Милли наклоняется за разбросанными вещами и медленно выкладывает в ряд на столе всю эту совершенно не нужную ей чепуху. Она же вообще не из тех, кто гоняется за материальным. На свете очень мало вещей, имеющих для нее какую-то ценность: старая фотография Кевина, которую когда-то показал ей Питер, молитвенник, оставшийся с похорон малышки Морин, фамильное обручальное кольцо Питера с обрамленным бриллиантами изумрудом — стоит кучу денег, между прочим.

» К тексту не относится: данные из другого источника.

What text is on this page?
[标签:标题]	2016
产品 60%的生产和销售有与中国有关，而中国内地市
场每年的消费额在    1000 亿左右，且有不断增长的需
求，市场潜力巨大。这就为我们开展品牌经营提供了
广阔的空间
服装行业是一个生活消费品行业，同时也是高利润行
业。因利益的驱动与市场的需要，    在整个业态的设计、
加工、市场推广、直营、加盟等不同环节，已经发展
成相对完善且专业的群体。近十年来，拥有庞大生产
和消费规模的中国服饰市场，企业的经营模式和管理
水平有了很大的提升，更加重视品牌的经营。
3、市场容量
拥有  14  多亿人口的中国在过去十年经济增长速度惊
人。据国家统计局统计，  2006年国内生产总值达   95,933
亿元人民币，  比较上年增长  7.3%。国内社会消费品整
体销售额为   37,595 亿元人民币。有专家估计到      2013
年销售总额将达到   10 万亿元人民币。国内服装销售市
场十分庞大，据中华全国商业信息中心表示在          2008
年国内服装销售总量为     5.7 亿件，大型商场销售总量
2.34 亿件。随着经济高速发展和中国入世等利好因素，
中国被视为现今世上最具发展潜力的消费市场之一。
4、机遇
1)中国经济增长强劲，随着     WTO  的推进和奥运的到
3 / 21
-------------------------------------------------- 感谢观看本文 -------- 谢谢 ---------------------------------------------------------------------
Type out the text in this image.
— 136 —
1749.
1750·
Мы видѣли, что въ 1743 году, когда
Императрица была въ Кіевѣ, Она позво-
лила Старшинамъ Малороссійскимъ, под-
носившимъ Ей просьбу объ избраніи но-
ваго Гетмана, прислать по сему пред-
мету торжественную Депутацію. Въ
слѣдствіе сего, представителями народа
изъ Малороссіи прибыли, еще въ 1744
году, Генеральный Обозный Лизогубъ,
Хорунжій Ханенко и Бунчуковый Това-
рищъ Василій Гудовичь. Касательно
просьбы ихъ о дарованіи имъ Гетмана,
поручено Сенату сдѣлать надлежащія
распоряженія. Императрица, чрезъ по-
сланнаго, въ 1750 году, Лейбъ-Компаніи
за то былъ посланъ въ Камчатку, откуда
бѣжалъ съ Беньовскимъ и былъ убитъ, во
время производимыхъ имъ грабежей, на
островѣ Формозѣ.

— Так что, я иду говорить с сержантом О’Коннором? — спрашивает Кевин.
— Ладно, — кивает Милли. — Пусть так. Разберемся со всем, когда я вернусь из Америки.
— Ну нет, мама, — говорит Кевин, отводя взгляд. — Боюсь, с Америкой придется подождать.
5
Когда Кевин распахивает входную дверь и решительным шагом входит в прихожую, заваленную всяким хламом (тут и грязные туфли, и в придачу — японский бог! — забытая миска кукурузных хлопьев), его встречают лишь два полосатых питомца Грейс — кот Беккет и кошка по имени Кошка, из которых ни один к нему особой приязни не питает. Они мяукают и наперебой трутся о штанины. Кевин вздыхает: и тут он уже кому-то нужен. Эйдин даже кошек не покормила. И на звонки не отвечала, а он трижды пытался дозвониться до нее, прежде чем везти мать, слава богу, примолкшую, обратно в Маргит. Ответом было лишь хамское сообщение голосовой почты: «Это я. Ты знаешь, что делать». Бип. После третьей попытки Кевин наконец отрезал: «Ты тоже знаешь», и яростно щелкнул пальцем по красной трубке на экране мобильного телефона. Это нисколько не помогло выпустить пар. То ли дело раньше — хоть трубку можно было швырнуть. Кевин представляет, что сейчас делает дочь: сидит с хмурым видом наверху, не замечая вокруг себя ничего, кроме экрана ноутбука, и истязает свои нежные барабанные перепонки блеянием какого-то безмозглого и бездарного сопляка.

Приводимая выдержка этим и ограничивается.